I think there's a lot

Speaker 2

of big trades that we've been working on that are not they're cashless, but they're very value accretive. So yes, we're not sitting still here. There's a lot of things for us left to do. We're fortunate to have a very high working interest in everything that we develop. Viper continues to grow its business.

But in terms of big M and A, I think Diamondback is going to be more selective. You've seen a few deals happen without our name on it. And I think we're in a good position.

Speaker 18

Okay. Thank you.

Speaker 0

Thank you. Our final question is from Chen Paul of Scotiabank. Your line is now open.

Speaker 18

Hi, thank you. Hi, team. Kate, just curious that if we're looking at your program today, what percentage of the well that you are in the three miles or longer? And if we're looking at over the next several years based on your existing land position, how that program may shift? Second, one of your much larger customers is talking about their proprietary technology using a lightweight proponent and that will help them to improve their recovery rate maybe by say up to 30%.
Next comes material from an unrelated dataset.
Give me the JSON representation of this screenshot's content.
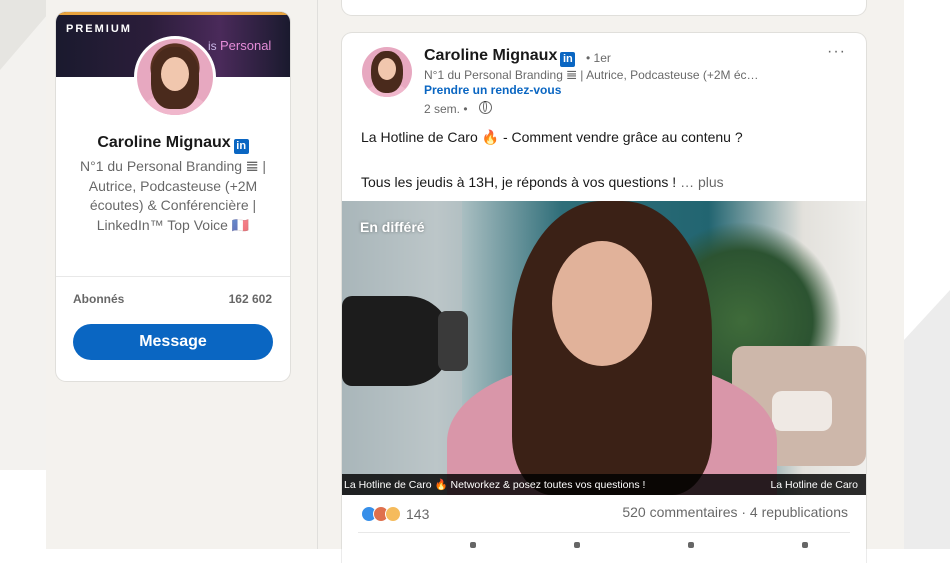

I want to see if you guys have looked at that, how is there anything similar in the market you can deploy or test it or that this is truly proprietary that that's really nothing out there that you guys will be able to deploy? Thank you.

Speaker 2

Yes. I'll take the longer laterals and talk about what we've been working on. I'll take the second one.

Speaker 7

Hey, Yes. So looking at the 25 plan, three mile laterals and longer, it makes up about 20%, 25% of the total program. And really I think the exciting part is kind of pushing to those extended laterals, right? So about 6% of the total is actually 17,005 or 20,000

Speaker 2

Yes. I think we've done some things on the longer laterals with different casing designs and pumping plans to improve results on the longer laterals over time. And then on your second question, listen, I think it's great that there's a lot of technology being tested out in the basin. I wouldn't sleep on our ability to continue to test different technologies to not only improve recoveries on the front end, but also as wells deplete increasing those recoveries longer that Danny talked about later in the tail and maybe some other things that we're working on as a group that we look forward to updating the market on. But I'd just say Paul in Slide eight, the results speak for themselves and we're very proud of what we do at the cost structure we execute at.

And those are the decisions we make to maximize returns and NPV per section.

Speaker 18

Great. And my first question when you're saying that it's 20%, 25% of NPV amount passed for 2025 over the next several years that how that progress is going to look like?

Speaker 5

Paul, it continues to grow and we continue to push lateral lengths. And I think one thing we continue to watch is how peers in the basin are getting creative with pushing lateral length in DSUs with U-turn wells and Jay Hook wells and how can we think about how we can leverage that and longer DSUs to push lateral length even further beyond three miles. They're doing it today to take a 5,000 foot DSU and make it a 10,000 foot DSU. But We're really contemplating can we take that and take a 10,000 foot DSU and make it a 20,000 foot DSU. And I think as operators continue to push the limits on this stuff, we're going to watch it and deploy that technology rapidly if we can do it successfully and continue to lower breakevens.

Speaker 18

Do you think that you can get to say 50% over the next five years?

Speaker 2

Never doubt us, but I think today it's hard

Speaker 5

to see.

Speaker 18

You have a lot of smart engineer.

Speaker 2

Yes. But today I think next year we expect lateral lengths to be up. We're going to keep working on trades and other things to keep them as long as possible.

Speaker 18

Okay. Perfect. Thank you.

Speaker 2

Thanks, Paul.

Speaker 0

Thank you. I am showing no further questions at this time. I would now like to turn it back to Case Montoff for closing remarks.

Speaker 2

Thanks everybody for taking the time today. We're always available to answer any questions you might have. And we'll talk to you in a few quarters or in a quarter.

Speaker 0

Thank you for your participation in today's conference. This does conclude the program. You may now disconnect.